The ideal femoral tunnel optimizes a number of different features:

  • Anatomic aperture position: The literature* supports improved biomechanical, kinematic and clinical outcomes when the femoral aperture is positioned in the center of the native ACL femoral footprint.
    [*See References and Resources Section]
  • Adequate length: Long femoral tunnels (>35 mm in the average patient) minimize the risk of significant graft-tunnel mismatch.
  • Intact posterior wall: Avoiding posterior wall breakthrough is important for ensuring secure femoral tunnel graft fixation.
  • Minimally angulated: Tunnels that are significantly angulated from the straight-line intraarticular path of the graft will make graft passage more difficult and increase strain on the graft at the femoral tunnel aperture.
  • Easy, Safe and Reproducible Technique: Whatever technique is utilized for femoral tunnel preparation should be technically consistent, easy and with a low risk of complication.


The most common femoral tunnel positioning techniques currently used – Transtibial and AM Portal approaches – have opposing strengths and weaknesses relative to these ideal characteristics.

Transtibial Technique

The traditional Transtibial Technique is safe, easy and reproducible, has a low risk of complication and consistently produces long, intact and minimally angulated tunnels.

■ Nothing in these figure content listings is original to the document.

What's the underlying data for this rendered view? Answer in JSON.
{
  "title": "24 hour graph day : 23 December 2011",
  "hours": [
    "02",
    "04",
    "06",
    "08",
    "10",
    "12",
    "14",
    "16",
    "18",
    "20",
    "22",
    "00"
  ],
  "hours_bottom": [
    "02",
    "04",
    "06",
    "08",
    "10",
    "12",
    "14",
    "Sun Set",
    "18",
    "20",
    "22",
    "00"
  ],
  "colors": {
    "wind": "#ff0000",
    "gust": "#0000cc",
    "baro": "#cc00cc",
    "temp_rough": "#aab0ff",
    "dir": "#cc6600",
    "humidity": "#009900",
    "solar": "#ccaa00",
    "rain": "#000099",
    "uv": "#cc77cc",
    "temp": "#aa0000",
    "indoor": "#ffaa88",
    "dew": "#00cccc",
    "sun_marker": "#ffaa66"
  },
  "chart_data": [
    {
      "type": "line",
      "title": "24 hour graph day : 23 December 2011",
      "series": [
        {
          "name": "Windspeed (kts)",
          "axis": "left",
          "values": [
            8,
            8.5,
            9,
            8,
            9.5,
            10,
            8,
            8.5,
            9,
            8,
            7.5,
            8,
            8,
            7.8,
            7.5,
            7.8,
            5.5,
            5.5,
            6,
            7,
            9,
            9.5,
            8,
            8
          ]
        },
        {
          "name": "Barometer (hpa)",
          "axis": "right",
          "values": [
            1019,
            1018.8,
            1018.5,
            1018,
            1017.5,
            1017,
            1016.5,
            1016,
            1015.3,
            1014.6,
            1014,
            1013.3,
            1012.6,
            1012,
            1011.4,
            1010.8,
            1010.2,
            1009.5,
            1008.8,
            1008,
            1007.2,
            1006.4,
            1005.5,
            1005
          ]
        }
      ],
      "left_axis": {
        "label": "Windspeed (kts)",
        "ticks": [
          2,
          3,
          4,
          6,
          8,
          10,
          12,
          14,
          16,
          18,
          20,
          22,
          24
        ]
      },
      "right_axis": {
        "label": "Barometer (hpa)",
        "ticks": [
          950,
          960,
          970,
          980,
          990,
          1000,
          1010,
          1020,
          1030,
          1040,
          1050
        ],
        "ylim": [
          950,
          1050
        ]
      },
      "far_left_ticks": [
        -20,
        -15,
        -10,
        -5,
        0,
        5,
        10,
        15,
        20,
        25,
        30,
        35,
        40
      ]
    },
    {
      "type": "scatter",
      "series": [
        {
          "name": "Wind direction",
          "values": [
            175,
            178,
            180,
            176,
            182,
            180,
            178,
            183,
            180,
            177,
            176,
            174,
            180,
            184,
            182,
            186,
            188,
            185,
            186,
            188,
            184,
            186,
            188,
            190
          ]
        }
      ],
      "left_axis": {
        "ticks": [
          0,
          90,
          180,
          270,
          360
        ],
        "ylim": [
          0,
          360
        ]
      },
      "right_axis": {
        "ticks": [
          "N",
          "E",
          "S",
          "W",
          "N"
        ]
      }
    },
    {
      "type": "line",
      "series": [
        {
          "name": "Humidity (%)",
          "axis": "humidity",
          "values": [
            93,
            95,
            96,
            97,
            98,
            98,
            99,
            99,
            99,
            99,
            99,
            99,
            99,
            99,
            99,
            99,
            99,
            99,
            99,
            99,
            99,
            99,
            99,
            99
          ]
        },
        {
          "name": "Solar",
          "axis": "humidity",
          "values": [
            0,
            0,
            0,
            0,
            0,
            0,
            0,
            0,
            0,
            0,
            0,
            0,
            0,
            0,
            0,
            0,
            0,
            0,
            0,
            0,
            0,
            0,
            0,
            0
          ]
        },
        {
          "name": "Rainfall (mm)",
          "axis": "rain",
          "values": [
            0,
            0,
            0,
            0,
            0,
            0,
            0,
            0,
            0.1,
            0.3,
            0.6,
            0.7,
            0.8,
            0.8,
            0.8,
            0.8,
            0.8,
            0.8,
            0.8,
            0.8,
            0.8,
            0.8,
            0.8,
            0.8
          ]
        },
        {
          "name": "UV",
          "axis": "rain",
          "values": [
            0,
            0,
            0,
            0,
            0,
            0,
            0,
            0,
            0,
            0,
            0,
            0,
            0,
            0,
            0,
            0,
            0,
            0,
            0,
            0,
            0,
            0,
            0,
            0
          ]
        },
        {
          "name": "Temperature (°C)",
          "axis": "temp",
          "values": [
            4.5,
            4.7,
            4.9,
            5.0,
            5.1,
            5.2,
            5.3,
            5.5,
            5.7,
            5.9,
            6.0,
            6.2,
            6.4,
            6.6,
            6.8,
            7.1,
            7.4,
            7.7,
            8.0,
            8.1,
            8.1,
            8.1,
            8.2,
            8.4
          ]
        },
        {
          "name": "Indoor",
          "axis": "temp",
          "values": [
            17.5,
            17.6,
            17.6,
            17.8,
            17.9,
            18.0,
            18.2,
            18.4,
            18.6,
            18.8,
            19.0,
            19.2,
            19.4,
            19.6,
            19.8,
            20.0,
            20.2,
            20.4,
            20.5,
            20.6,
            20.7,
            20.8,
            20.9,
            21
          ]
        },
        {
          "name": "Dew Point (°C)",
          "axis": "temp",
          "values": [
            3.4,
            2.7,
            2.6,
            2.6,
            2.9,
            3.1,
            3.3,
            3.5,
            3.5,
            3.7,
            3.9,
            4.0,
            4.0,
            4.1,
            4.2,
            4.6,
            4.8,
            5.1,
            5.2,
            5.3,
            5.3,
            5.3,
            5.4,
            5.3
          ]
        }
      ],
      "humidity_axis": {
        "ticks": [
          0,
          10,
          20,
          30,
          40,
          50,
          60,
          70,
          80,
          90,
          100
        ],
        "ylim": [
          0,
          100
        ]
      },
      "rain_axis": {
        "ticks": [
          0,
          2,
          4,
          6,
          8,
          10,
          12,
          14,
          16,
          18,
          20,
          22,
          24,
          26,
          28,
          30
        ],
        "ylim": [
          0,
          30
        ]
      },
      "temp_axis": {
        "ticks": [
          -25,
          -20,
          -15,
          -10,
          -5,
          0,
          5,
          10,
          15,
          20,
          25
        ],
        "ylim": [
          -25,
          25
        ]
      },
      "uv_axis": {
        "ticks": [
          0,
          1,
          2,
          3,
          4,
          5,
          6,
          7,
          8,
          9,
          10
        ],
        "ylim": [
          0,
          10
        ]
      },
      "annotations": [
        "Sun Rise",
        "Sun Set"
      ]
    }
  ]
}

Because a Transtibial technique imposes constraint on the femoral drill guide along its transtibial path, however, the primary limitation of this approach is its inability to consistently achieve anatomic femoral tunnel aperture positions.

A number of studies* have demonstrated that the best a Transtibial Technique can consistently achieve in aperture positioning – assuming an anatomic tibial tunnel aperture and a structurally intact tibial tunnel – is roughly 50% overlap with the native femoral insertion. [*See References and Resources Section]

AM Portal Technique

By contrast, an AM Portal Technique eliminates tibial tunnel constraint – by inserting the drill guide through the medial portal instead of the tibial tunnel - and has been shown* to achieve consistent anatomic femoral tunnel aperture positioning. [*See References and Resources Section]

However, while solving the “aperture problem” of a Transtibial Technique, this approach is limited by its need to also drill and ream through the medial portal, a technical characteristic that eliminates all the other benefits of Transtibial Technique. Specifically...

  • Drilling and reaming through the medial portal increases technical difficulty by requiring the knee to be hyperflexed, which creates a more variable and limited visualization of the intercondylar notch.
  • Passage of the reamer in front of the medial femoral condyle also risks damage to the articular surface.
  • Additionally, the more horizontal trajectory of the wire and reamer relative to the lateral wall of the notch will produce more circular (less anatomic) aperture shapes, and femoral tunnels that are much shorter, more angulated and with a greater propensity for posterior wall breakthrough.

Transtibial vs. AM Portal Techniques

When these technique characteristics are compared, it is noteworthy that Transtibial and AM Portal techniques are direct opposites, each sacrificing the strengths of the other. An ideal technique might aspire to combine the beneficial technical features of these two common approaches.

The Solution: Combine the advantages of both Transtibial and AM portal techniques

A hybrid of the Transtibial and AM portal techniques combines the best of both techniques. The Hybrid Transtibial Technique (HTT) simultaneously directs the femoral guide wire independent of the tibial tunnel, but also maintains a transtibial path for the wire and reamer.

This is accomplished with the novel Pathfinder Guide and Guide Pin. Together, these devices allow separate portals of entry for the femoral drill guide and the guide wire. The Guide has the capacity to capture – and then anatomically direct – the transtibial wire inside the joint. This feature allows the femoral tunnel location and direction to be independent of the direction of the transtibial guide wire, combining the best of both Transtibial and AM Portal approaches:

The benefits of the Hybrid Transtibial Technique therefore include the combination of anatomic femoral tunnel apertures with long, minimally angulated and intact femoral tunnels and an easy, reproducible and safe approach. A recently published cadaveric study (Jennings et al OJSM 2017)* comparing all three techniques demonstrated these beneficial characteristics. (*See References and Resources Section)

As a result of these advantages, the HTT has a wider application to ACL reconstruction than other available techniques. In addition to providing a consistent technique for every primary ACL, this approach provides advantages for:

  • Pediatric ACL reconstruction:Transtibial-like tunnel angulation means less overlap with the femoral physis than an AM portal technique.
  • Revision ACL reconstructions. When revising a failed prior Transtibial reconstruction, the HTT offers the ability to revise the femoral tunnel using the same tibial tunnel. (Click to see example of an HTT revision surgery)

Summary

By combining the strengths – and eliminating the weaknesses – of the two most common ACL reconstruction techniques, the HTT represents a positive evolution in ACL femoral tunnel positioning. From a practical standpoint, this technique offers the surgeon an easier, better way to manage ACL deficiency across a wider spectrum of clinical scenarios.